Flight Attendants Describe Their Worst In-Flight Experiences

Flight attendants do more than serve pretzels and small cans of soda: they inform passengers of safety measures, break up mid-air fights, and handle a number of other delicate tasks while dealing with turbulence at 30,000 feet. All of this results in some interesting tales about life working up in the friendly skies.

These flight attendant stories, as chronicled on Reddit and other outlets, include some of the scariest things that these vital employees have witnessed. After reading the flight attendant stories here, you’ll think twice about slamming that button for service.

Broken Nose Over An Armrest

From Redditor /u/waterbadger:

“I am a flight attendant for AA. A few months ago, two men sitting next to each other started getting very physical over the arm rest. It escalated quickly and one guy ended up having his nose broken. As if this weren’t stressful enough, there was a pregnant women near them that obviously was in danger of a stray punch. On the street, you can just walk away, but its quite terrifying when everyone looks at you to sort it out!”

Grandma Was Dead The Whole Time

From Redditor /u/That_Bass_Guy:

“My mother was a flight attendant for 26 years, and the strangest thing that happened to her (besides the frequent ‘sir, please, you have to stop masturbating’) was an elderly woman who got rolled on the plane with her granddaughters (in their 20s).

My mom immediately noticed something was off, as people in wheel chairs need to be taken on to the plane ahead of time. The granddaughters would not leave her, not so weird, but the grandma was asleep so she couldn’t answer questions. Eventually, they try get her on the plane, with much convincing from the daughters. Turns out, halfway through the flight, they discover the woman is dead.
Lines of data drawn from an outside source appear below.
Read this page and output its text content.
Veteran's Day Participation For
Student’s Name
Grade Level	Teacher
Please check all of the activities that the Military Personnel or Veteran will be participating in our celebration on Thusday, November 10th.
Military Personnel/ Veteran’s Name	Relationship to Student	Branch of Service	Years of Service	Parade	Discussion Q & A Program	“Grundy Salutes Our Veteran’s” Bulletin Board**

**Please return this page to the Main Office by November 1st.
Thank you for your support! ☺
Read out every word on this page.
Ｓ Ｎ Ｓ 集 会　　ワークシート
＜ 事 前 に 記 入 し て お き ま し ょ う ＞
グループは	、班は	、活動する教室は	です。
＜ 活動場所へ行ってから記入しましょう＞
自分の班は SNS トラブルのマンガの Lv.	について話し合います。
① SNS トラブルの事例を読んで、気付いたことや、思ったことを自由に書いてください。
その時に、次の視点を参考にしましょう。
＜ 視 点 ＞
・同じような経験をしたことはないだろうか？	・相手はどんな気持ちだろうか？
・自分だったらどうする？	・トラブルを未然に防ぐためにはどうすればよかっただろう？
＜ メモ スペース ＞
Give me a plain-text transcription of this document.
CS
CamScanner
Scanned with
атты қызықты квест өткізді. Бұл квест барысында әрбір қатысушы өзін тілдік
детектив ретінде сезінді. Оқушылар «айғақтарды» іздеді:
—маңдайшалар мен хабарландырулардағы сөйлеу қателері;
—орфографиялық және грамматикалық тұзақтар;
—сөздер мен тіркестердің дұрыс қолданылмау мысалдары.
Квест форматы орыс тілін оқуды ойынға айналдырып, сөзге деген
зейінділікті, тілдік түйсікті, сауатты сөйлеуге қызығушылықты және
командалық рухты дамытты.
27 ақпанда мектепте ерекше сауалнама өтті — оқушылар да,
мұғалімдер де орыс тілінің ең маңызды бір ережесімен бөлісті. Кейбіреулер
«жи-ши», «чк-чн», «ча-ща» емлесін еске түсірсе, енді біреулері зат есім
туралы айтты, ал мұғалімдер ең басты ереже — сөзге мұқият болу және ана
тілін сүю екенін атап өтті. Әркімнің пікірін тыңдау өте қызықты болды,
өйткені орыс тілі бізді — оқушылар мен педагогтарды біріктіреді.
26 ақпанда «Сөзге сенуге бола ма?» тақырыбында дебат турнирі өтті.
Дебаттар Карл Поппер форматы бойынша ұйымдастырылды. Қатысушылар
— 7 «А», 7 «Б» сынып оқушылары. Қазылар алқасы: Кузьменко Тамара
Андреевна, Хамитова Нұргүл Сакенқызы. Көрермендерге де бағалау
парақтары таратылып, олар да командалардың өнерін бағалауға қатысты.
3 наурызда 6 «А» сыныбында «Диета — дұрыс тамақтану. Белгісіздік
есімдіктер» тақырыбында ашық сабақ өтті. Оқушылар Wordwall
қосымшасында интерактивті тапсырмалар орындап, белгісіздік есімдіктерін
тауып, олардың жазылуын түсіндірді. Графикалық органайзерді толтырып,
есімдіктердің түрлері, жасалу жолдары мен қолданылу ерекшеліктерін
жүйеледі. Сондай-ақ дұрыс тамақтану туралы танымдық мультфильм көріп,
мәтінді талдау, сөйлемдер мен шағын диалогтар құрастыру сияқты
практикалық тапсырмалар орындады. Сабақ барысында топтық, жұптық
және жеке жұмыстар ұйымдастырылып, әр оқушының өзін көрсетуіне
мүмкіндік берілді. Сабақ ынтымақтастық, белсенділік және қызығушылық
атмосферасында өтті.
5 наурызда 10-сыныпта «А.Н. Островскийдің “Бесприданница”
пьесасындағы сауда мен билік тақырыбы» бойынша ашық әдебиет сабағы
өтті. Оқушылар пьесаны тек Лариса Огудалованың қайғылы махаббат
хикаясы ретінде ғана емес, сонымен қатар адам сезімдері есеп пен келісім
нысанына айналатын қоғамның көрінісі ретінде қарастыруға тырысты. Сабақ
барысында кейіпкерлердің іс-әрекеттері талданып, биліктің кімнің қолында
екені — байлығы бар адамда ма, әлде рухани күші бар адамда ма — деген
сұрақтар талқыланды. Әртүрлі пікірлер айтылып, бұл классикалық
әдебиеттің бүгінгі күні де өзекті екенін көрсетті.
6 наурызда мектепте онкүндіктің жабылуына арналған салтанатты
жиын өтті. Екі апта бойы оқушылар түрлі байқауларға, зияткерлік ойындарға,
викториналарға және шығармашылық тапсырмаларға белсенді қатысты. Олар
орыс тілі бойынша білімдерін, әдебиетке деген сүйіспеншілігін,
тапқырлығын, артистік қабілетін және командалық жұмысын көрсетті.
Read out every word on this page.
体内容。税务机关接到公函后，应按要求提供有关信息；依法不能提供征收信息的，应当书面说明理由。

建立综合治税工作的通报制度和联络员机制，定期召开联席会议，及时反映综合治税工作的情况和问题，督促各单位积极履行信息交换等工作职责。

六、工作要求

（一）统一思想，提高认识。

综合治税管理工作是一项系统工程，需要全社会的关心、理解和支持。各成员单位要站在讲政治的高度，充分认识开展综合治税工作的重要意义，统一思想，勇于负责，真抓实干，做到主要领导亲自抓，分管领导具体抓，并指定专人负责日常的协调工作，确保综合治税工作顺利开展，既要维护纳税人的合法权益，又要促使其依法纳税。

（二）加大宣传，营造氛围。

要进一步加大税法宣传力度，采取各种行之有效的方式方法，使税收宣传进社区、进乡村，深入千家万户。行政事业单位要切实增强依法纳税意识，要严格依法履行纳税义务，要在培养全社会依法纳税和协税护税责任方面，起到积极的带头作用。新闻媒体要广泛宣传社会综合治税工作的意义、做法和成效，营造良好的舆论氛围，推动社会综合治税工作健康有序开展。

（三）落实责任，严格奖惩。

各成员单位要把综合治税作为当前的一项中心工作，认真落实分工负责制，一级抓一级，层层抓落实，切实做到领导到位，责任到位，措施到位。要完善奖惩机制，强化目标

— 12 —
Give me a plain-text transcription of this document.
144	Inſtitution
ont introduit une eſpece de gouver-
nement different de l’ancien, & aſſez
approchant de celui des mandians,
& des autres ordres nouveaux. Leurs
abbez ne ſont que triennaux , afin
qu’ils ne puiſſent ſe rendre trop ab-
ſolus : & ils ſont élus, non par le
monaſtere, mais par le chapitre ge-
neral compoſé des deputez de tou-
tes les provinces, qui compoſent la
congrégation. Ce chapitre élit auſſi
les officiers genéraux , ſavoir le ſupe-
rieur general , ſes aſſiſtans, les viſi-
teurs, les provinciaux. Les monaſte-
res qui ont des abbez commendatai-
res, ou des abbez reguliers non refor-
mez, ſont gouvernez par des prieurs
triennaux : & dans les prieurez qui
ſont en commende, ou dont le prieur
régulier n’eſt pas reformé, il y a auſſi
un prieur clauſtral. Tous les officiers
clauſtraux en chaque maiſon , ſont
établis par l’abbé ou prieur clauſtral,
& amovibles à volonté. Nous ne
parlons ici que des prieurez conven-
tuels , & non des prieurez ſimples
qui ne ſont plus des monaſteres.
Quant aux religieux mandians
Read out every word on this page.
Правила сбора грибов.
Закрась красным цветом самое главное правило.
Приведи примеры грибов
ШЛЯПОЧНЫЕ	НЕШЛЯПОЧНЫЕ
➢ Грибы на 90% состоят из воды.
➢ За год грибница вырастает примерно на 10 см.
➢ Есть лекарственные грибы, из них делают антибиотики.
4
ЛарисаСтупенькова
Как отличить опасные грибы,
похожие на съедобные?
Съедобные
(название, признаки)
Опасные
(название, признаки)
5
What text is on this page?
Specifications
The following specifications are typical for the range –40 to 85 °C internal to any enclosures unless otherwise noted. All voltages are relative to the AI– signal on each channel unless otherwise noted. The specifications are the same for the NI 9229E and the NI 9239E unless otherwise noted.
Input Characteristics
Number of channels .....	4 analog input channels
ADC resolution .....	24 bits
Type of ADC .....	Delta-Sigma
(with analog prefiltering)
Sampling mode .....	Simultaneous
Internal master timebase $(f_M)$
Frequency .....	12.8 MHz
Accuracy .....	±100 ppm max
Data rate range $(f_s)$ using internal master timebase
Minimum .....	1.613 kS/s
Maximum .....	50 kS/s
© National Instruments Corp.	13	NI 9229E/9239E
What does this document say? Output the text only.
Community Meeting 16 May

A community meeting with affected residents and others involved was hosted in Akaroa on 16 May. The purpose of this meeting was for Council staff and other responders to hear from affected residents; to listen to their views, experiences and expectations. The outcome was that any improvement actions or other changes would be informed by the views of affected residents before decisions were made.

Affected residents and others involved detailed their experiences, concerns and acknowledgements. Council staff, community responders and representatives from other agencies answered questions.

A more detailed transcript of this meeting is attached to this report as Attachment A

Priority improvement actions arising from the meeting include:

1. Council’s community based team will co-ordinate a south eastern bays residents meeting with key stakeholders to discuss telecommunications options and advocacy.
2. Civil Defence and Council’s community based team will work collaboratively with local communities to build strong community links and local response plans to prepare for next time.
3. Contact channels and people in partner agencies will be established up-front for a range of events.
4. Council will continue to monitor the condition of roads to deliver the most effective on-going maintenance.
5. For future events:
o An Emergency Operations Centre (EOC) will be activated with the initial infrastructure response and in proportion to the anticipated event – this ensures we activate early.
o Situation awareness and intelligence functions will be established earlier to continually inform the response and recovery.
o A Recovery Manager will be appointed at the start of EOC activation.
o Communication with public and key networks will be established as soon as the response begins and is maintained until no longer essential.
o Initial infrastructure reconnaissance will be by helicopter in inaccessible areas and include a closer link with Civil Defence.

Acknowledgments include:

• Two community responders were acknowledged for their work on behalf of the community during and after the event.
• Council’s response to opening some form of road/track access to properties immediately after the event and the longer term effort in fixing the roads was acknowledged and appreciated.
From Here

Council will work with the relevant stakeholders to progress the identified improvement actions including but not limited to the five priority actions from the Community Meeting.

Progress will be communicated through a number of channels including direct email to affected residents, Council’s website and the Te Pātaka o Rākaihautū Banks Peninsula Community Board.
When the plane landed everyone got interrogated to make sure she died ‘naturally,’ and it turned out the granddaughters knew the whole time and we’re just trying to get her to America cause moving dead bodies internationally is difficult. They almost got away with it if it wasn’t for those meddling flight attendants.”

Ice Was Built Up Behind The Propellers

From a former Redditor:

“There was freezing rain in Ottawa one night and due to the direction of the rain it fell behind the prop covers. Freezing there overnight, it was missed during de-icing. As soon as we took off I felt the entire plane rattling. I watched my coffee cup dance as it sat in a cup holder in front of me. I remember the plane leveling off very quickly, and then the blinking red light came on and EMERGENCY lit up on the panel.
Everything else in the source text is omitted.